Le spectacle

Mise en scène, marionnettes, scénographie : Alessandra Amicarelli

Texte : Julie Linquette

Création vidéo : Alessandro Palmeri

Musiques : Aleksandra Plavsic

Lumières : Antoine Lenoir

En scène : Jerome Angius, Fatima Burer Ayade, Marc Duport, Julie Linquette

 

Techniques :

Marionnettes portées taille humaine

Projections vidéo manipulées en direct (Logiciels programmation vidéo: Quartz-composer, Ni-Mate pour l'animation d'une Kinect XBox360, création images 3D: Cinema 4D et Adobe After effect, régie vidéo : TouchOSC su Ipad )

 

Public : Adultes et adolescents

 

« C'est beau une ville la nuit ! Non ?… Parfois, la ville parle. Elle me parle, je l’entends. T’entends ? C’est une bête curieuse la ville, avec plein de têtes et de bras.
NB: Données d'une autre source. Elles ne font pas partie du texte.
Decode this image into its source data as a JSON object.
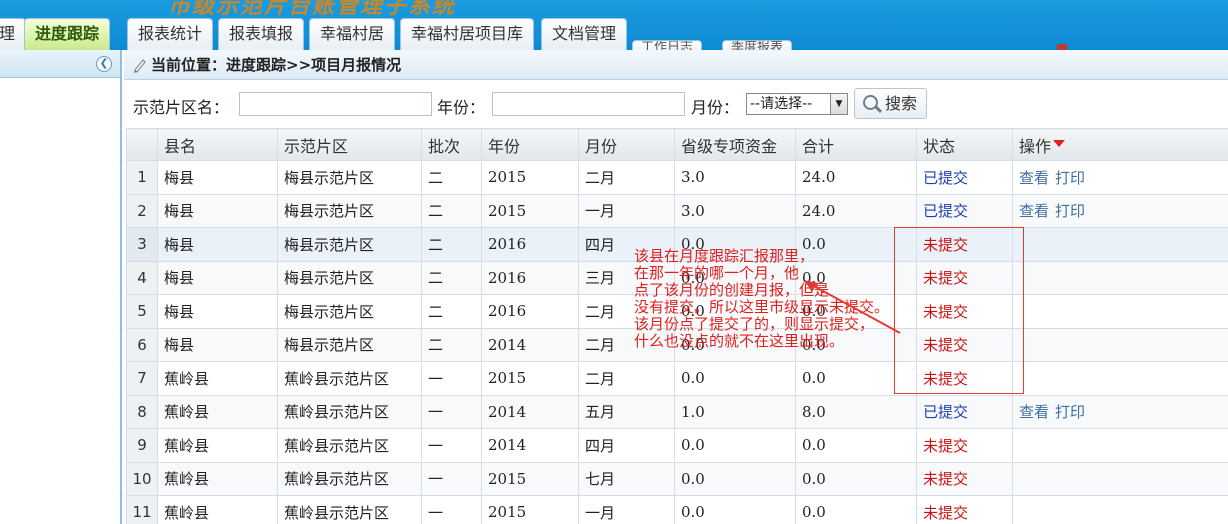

Elle a cent bouches de métro qui crient des mots, venus de très très loin…»

 

Voici le rêve d’un homme perdu aux marges de la ville: un rêve qui nous conduit jusqu’au mythe de la fondation, cette histoire qui dit qu’un jeune, pour fonder la première ville, a tué son propre frère.

 

Le spectacle vient ponctuer un long travail de recherche mené depuis 2010 par la compagnie pour questionner la jeunesse et sa place dans l’espace public aujourd’hui.

 

Les marionnettes utilisées sur scène sont les doubles d’adolescents rencontrés au cours d’ateliers. Par tirages successifs, leurs corps ont été dédoublés, démultipliés.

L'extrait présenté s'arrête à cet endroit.